I have been researching grants for restoring derelict Irish dwellings in connection with a long-term project of my own. They are out there, but you have to look quite hard, and there is a distinct lack of co-ordinated approach, which is undoubtedly contributing to the high number of derelict dwellings around. I am not sure if it is still available, but one of the less positive initiatives I have seen during my research is the offer of a â‚¬10,000 tax incentive from the government towards construction of a new dwelling (in place of an existing one – why not just repair what’s there?), to encourage people to stay in rural areas.

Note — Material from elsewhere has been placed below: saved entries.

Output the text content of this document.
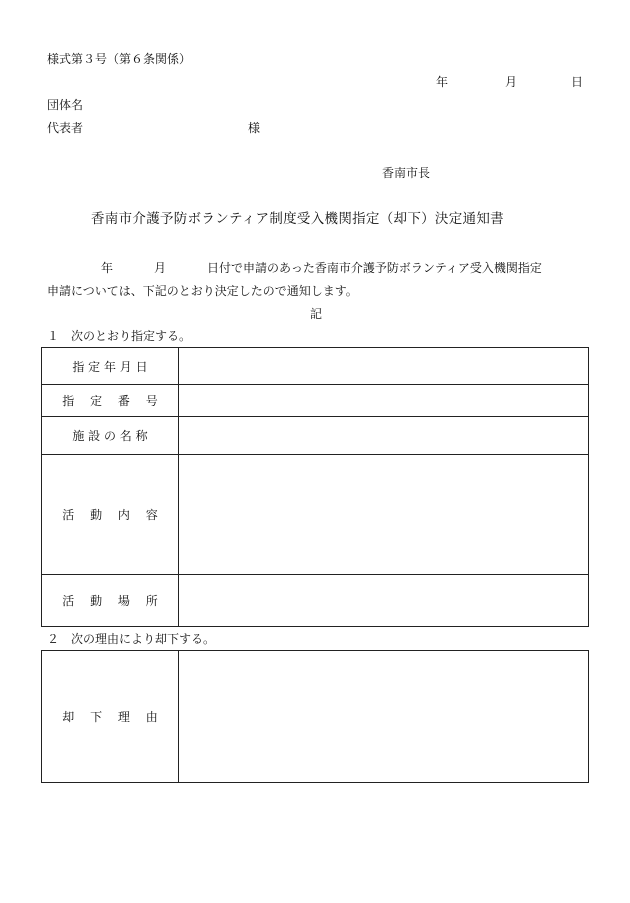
様式第３号（第６条関係）
年	月	日
団体名
代表者	様
香南市長
香南市介護予防ボランティア制度受入機関指定（却下）決定通知書
年	月	日付で申請のあった香南市介護予防ボランティア受入機関指定
申請については、下記のとおり決定したので通知します。
記
１　次のとおり指定する。
指 定 年 月 日
指　 定　 番　 号
施 設 の 名 称
活　 動　 内　 容
活　 動　 場　 所
２　次の理由により却下する。
却　 下　 理　 由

On a more positive note, the Irish Georgian Society has a summary of some of the grants available, see: http://www.irish-architecture.com/igs/conservation_advice/funding_period_house.html
Your suggestion for re-working Part 5 sounds like a good idea – it certainly ought to be the case – an additional benefit would be a reduction in the number of new-builds. However, I would prefer to see the restorations undertaken by people with appropriate skills and knowledge (ie in traditional methods and materials), rather than letting your average developer loose on a diminisihing and fragile resource.
My own idea is to restore derelict dwellings (using traditional materials/techniques, and sustainable technologies) and rent them out as affordable housing. (Seems like the perfect partner for the Part 5 idea :D) The multiple benefits (ie provision of affordable housing, protection of Irish heritage, bringing buildings back into use, rural regeneration, implementation of sustainable technology, use of sustainably-produced materials, etc) make the project an attractive option for grant-funding on several counts and from various sources. The main problems I am experiencing with getting this off the ground are: a) currently being located in UK, so it is difficult to do the research and make personal contact with the relevant people]http://www.pureeire.org[/color]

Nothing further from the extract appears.